Confira os destaques de ações desta segunda-feira (23) 

Plataforma - petróleo - 1
(Shutterstock)

SÃO PAULO - O Ibovespa acentuou a queda na tarde desta segunda-feira (23) e fechou em baixa de 1,25%, a 75.437 pontos, próximo da mínima do dia (-1,41%, a 75.315 pontos), com sentimento mais cauteloso dos investidores prevalecendo, em semana que traz reunião do Copom e votação da segunda denúncia contra o presidente Michel Temer no plenário do Senado - ambas na próxima quarta-feira, dia 25.

Em dia marcado pela aversão ao risco, apenas 4 das 59 ações que compõem a carteira teórica do Ibovespa fecharam em alta hoje. Foram elas: as ações ONs e PNs da Eletrobras, que saltaram 4% com investidores de olho na privatização; e as exportadoras Fibria e Suzano, que ganham com a alta do dólar frente ao real.

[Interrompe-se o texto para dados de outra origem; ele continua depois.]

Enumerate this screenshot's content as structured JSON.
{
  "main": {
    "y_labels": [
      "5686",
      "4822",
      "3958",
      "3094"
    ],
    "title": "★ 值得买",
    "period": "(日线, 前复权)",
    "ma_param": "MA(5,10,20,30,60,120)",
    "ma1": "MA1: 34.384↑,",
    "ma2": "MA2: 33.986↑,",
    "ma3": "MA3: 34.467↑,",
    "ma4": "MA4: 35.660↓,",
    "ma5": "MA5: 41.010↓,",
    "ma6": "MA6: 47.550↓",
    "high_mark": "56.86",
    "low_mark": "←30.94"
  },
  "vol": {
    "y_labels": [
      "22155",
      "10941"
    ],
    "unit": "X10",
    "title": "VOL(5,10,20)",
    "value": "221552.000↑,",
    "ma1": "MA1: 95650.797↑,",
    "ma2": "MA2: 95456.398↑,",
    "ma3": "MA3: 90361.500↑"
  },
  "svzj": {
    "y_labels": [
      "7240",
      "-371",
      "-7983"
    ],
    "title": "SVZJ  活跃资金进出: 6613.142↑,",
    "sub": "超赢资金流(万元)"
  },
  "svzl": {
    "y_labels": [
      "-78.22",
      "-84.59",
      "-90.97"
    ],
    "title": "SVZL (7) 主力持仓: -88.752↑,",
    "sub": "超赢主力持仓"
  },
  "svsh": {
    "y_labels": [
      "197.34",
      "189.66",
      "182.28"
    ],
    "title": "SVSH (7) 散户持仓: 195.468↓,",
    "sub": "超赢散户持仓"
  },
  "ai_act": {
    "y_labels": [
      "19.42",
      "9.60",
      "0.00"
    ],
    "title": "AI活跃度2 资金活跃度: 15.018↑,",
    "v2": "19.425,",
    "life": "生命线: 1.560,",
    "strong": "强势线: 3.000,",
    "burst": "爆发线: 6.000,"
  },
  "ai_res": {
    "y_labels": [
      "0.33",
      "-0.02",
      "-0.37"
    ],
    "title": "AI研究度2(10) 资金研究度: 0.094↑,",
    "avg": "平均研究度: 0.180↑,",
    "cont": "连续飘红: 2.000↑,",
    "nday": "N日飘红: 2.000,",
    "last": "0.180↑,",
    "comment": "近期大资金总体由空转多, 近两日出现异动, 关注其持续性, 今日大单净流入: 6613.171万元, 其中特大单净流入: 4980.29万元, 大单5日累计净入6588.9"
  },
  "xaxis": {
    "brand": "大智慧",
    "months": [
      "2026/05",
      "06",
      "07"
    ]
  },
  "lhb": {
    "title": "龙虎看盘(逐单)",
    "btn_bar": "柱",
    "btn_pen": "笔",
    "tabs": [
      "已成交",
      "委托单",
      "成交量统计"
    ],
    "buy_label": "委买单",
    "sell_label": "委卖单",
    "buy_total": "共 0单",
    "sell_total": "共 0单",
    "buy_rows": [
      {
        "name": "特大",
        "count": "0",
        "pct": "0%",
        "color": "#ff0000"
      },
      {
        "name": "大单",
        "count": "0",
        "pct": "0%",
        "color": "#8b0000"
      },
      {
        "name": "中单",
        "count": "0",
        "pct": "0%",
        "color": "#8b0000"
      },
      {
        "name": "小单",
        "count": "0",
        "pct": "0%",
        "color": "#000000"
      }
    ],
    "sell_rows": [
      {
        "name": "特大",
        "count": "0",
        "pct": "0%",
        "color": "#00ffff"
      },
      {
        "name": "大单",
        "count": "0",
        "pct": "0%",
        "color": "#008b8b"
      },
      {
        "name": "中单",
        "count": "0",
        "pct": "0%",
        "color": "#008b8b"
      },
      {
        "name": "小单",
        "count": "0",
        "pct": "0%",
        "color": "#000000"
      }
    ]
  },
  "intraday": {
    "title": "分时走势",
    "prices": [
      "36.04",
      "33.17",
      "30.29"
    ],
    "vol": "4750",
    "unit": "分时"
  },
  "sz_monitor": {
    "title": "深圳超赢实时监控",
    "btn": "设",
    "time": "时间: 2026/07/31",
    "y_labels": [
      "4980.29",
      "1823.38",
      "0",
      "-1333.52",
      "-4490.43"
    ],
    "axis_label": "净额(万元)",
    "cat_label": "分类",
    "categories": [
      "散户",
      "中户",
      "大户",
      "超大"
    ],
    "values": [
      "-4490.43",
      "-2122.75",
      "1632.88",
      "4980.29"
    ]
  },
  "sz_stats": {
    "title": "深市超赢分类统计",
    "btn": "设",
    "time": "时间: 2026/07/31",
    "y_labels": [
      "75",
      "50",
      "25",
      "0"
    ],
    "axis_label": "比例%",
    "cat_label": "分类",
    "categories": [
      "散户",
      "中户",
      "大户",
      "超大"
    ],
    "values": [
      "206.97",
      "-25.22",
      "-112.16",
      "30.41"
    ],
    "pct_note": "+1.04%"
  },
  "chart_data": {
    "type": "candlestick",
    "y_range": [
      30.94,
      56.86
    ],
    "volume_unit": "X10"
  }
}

Hoje, o dólar comercial fechou com valorização de 1,30%, a R$ 3,2305 na compra e R$ 3,2311 na venda. 

O Ibovespa tem todo o potencial para "dobrar de valor", diz BofA - mas há algumas condições (leia aqui)

Do outro lado, as maiores quedas ficaram com as empresas do setor de educação. Estácio e Kroton afundaram até 5%, seguidas pela siderúrgica Usiminas.  

Confira abaixo os principais destaques da bolsa desta segunda-feira:

Vale (VALE3, R$ 32,71, -0,73%;VALE5, R$ 30,33, -1,11%) e siderúrgicas
As ações da Vale acentuaram a queda nesta tarde, acompanhando o mau humor do mercado interno e em dia misto para os preços do minério. Enquanto a commodity à vista negociada em Qingdao caiu 0,74%, a US$ 62,00 a tonelada, o contrato futuro negociado em Dalian teve alta de 1,32%, a 459 iuanes.  Além disso, o ADR da Vale foi reiniciado com recomendação neutra pelo Goldman Sachs, assim como o da Gerdau (GGBR4, R$ 11,63, -0,43%). 

Sobre a Vale, a Samarco, joint venture entre a mineradora e a BHP Billiton, defende que medidas reparatórias que tomou após sua lama de rejeitos destruir 650 km de ecossistemas, inclusive um acordo com o governo federal, justificam a absolvição da empresa por parte dos crimes ambientais a que responde em ação penal, aponta a Folha de S. Paulo. 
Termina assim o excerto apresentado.